ReSurv extends COX, NN, and XGB to account for ties in left-truncated and right-censored observations.

Further reading material

Visit the package vignettes for learning:

The full replication code the main manuscript can be found at the GitHub folder.

References

  • Chen, T., & Guestrin, C. (2016, August). Xgboost: A scalable tree boosting system. In Proceedings of the 22nd acm sigkdd international conference on knowledge discovery and data mining (pp. 785-794).

  • Gray, R. J. (1992). Flexible methods for analyzing survival data using splines, with applications to breast cancer prognosis. Journal of the American Statistical Association, 87(420), 942-951.
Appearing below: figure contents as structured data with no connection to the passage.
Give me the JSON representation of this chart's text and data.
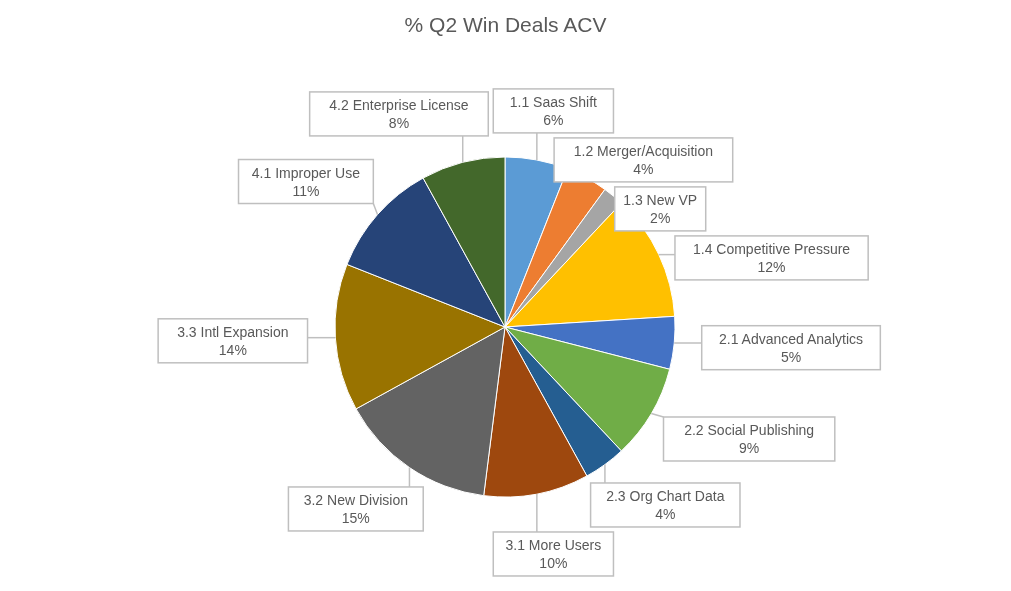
{
  "chart_data": {
    "type": "pie",
    "title": "% Q2 Win Deals ACV",
    "categories": [
      "1.1 Saas Shift",
      "1.2 Merger/Acquisition",
      "1.3 New VP",
      "1.4 Competitive Pressure",
      "2.1 Advanced Analytics",
      "2.2 Social Publishing",
      "2.3 Org Chart Data",
      "3.1 More Users",
      "3.2 New Division",
      "3.3 Intl Expansion",
      "4.1 Improper Use",
      "4.2 Enterprise License"
    ],
    "values": [
      6,
      4,
      2,
      12,
      5,
      9,
      4,
      10,
      15,
      14,
      11,
      8
    ],
    "value_labels": [
      "6%",
      "4%",
      "2%",
      "12%",
      "5%",
      "9%",
      "4%",
      "10%",
      "15%",
      "14%",
      "11%",
      "8%"
    ],
    "colors": [
      "#5b9bd5",
      "#ed7d31",
      "#a5a5a5",
      "#ffc000",
      "#4472c4",
      "#70ad47",
      "#255e91",
      "#9e480e",
      "#636363",
      "#997300",
      "#264478",
      "#43682b"
    ]
  }
}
  • Hiabu, M., Hofman, E., & Pittarello, G. (2023). A machine learning approach based on survival analysis for IBNR frequencies in non-life reserving. arXiv preprint arXiv:2312.14549.

  • Snoek, J., Larochelle, H., & Adams, R. P. (2012). Practical bayesian optimization of machine learning algorithms. Advances in neural information processing systems, 25.

  • Katzman, J. L., Shaham, U., Cloninger, A., Bates, J., Jiang, T., & Kluger, Y. (2018). DeepSurv: personalized treatment recommender system using a Cox proportional hazards deep neural network. BMC medical research methodology, 18, 1-12.